One important issue that arose is that, until this case, no Canadian court had settled the issue of whether a “herbicidal drift” (the drift of herbicides from one property to another) constituted an “other disturbance” as defined in right-to-farm legislation across the country. The Court could find no authority on this issue and determined, absent contrary authority, that a “herbicidal drift”, “herbicidal overspray” or “contaminated run-off from ditching” are, in fact, “other disturbances”.

Ultimately, the Court struck the plaintiffs’ claims finding that the defendants’ actions were in compliance with normal farming practices and, as such, civil action was prohibited under the Act. The applicable standard of care for agricultural operations in this case was that of “normal farm practice”.

If you are caught up in the overspray of pesticides and suffer damages as a result, if the actions of the “sprayer” were in the course of normal farm practice, you may very well be prohibited by your local right-to-farm legislation from seeking damages as a result. In Alberta, the relevant provision is contained in the Agricultural Operation Practices Act, RSA 2000, c. A-7, which provides:

Application re disturbance

3(1) A person who is aggrieved by, or an owner or operator who is aware that a person is aggrieved by, any odour, noise, dust, smoke or other disturbance resulting from an     agricultural operation may apply in writing to the Minister to request consideration of whether the disturbance results from a generally accepted agricultural practice.

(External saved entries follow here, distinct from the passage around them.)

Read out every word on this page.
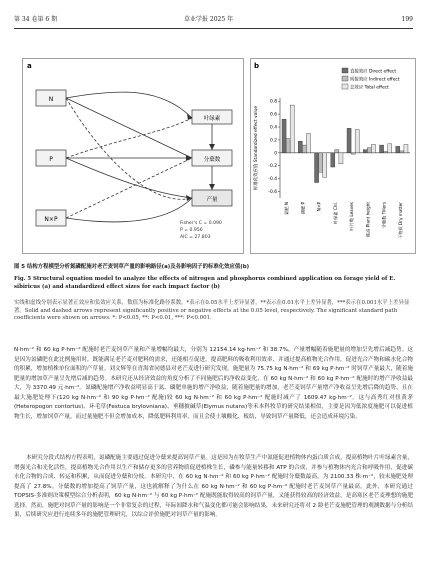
第 34 卷第 6 期	草业学报 2025 年	199
a
N
P
N×P
叶绿素
分蘖数
产量
Fisher's C = 0.090
P = 0.956
AIC = 27.803
b
标准化效应值 Standardized effect value
直接效应 Direct effect
间接效应 Indirect effect
总效应 Total effect
0.8
0.6
0.4
0.2
0
-0.2
-0.4
-0.6
氮肥 N	磷肥 P	N×P	叶绿素 Chl.	叶片数 Leaves	株高 Plant height	分蘖数 Tillers	干物质 Dry matter
图 5 结构方程模型分析氮磷配施对老芒麦饲草产量的影响路径(a)及各影响因子的标准化效应值(b)
Fig. 5 Structural equation model to analyze the effects of nitrogen and phosphorus combined application on forage yield of E. sibiricus (a) and standardized effect sizes for each impact factor (b)
实线和虚线分别表示显著正效应和负效应关系，数值为标准化路径系数。*表示在0.05水平上差异显著，**表示在0.01水平上差异显著，***表示在0.001水平上差异显著。Solid and dashed arrows represent significantly positive or negative effects at the 0.05 level, respectively. The significant standard path coefficients were shown on arrows. *: P<0.05, **: P<0.01, ***: P<0.001.
N·hm⁻² 和 60 kg P·hm⁻² 配施时老芒麦饲草产量和产量增幅均最大，分别为 12154.14 kg·hm⁻² 和 38.7%，产量增幅随着施肥量的增加呈先增后减趋势。这是因为氮磷肥在此比例施用时，既能满足老芒麦对肥料的需求，还能相互促进，提高肥料的吸收利用效率，并通过提高植物光合作用，促进光合产物和碳水化合物的积累，增加植株单位面积的产草量。刘文辉等在青海省同德县对老芒麦进行研究发现，施肥量为 75.75 kg N·hm⁻² 和 69 kg P·hm⁻² 时饲草产量最大，随着施肥量的增加草产量呈先增后减的趋势。本研究还从经济效益的角度分析了不同施肥后的净收益变化，在 60 kg N·hm⁻² 和 60 kg P·hm⁻² 配施时的增产净收益最大，为 3370.49 元·hm⁻²。氮磷配施增产净收益明显高于氮、磷肥单施的增产净收益，随着施肥量的增加，老芒麦饲草产量增产净收益呈先增后降的趋势，且在最大施肥处理下(120 kg N·hm⁻² 和 90 kg P·hm⁻² 配施)较 60 kg N·hm⁻² 和 60 kg P·hm⁻² 配施时减产了 1609.47 kg·hm⁻²。这与高秀红对扭黄茅(Heteropogon contortus)、环毛草(Festuca brylovniana)、垂穗披碱草(Elymus nutans)等禾本科牧草的研究结果相似，主要是因为低浓度施肥可以促进植物生长，增加饲草产量，而过量施肥不但会增加成本，降低肥料利用率，而且会使土壤酸化、板结，导致饲草产量降低，还会造成环境污染。
本研究分段式结构方程表明，氮磷配施主要通过促进分蘖来提高饲草产量。这是因为在牧草生产中氮能促进植物体内蛋白质合成，提高植物叶片叶绿素含量，增强光合和光化活性，提高植物光合作用以生产和储存更多的营养物质促进植株生长，磷参与能量转移和 ATP 的合成，并参与植物体内光合和呼吸作用，促进碳水化合物的合成、转运和积累，从而促进分蘖和分枝。本研究中，在 60 kg N·hm⁻² 和 60 kg P·hm⁻² 配施时分蘖数最高，为 2100.33 株·m⁻²，较未施肥处理提高了 27.8%。分蘖数的增加提高了饲草产量，这也就解释了为什么在 60 kg N·hm⁻² 和 60 kg P·hm⁻² 配施时老芒麦饲草产量最高。此外，本研究通过 TOPSIS-多准则决策模型综合分析表明，60 kg N·hm⁻² 与 60 kg P·hm⁻² 配施既能取得较高的饲草产量，又能获得较高的经济效益，是高寒区老芒麦理想的施肥选择。然而，施肥对饲草产量的影响是一个非常复杂的过程，年际间降水和气温变化都可能会影响结果，未来研究还将对 2 龄老芒麦施肥管理的观测数据与分析结果，后续研究应进行连续多年的施肥管理研究，以综合评价施肥对饲草产量的影响。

(2) An application under subsection (1) must be in writing and must contain a statement of the nature of the disturbance, the name and address of the applicant, the location of the agricultural operation, the name and address of the owner or operator, if known, the name and address of the person who is aggrieved and the steps taken by the applicant, if any, to resolve the disturbance.

(3) The parties to an application are the applicant, the owner or operator or the person aggrieved and any other person the Minister considers appropriate.

(4) A person shall not commence an action in nuisance for any odour, noise, dust, smoke or other disturbance resulting from an agricultural operation unless an application has been made under this section with respect to the disturbance at least 90 working days previously.

There appears to have been no judicial consideration of this section in Alberta, at present. I expect that, following an application by an aggrieved party, if the Board determines that the actions of the sprayer constituted a “generally accepted agricultural practice”, the chances of getting past the liability stage of adjudication in a civil matter are small.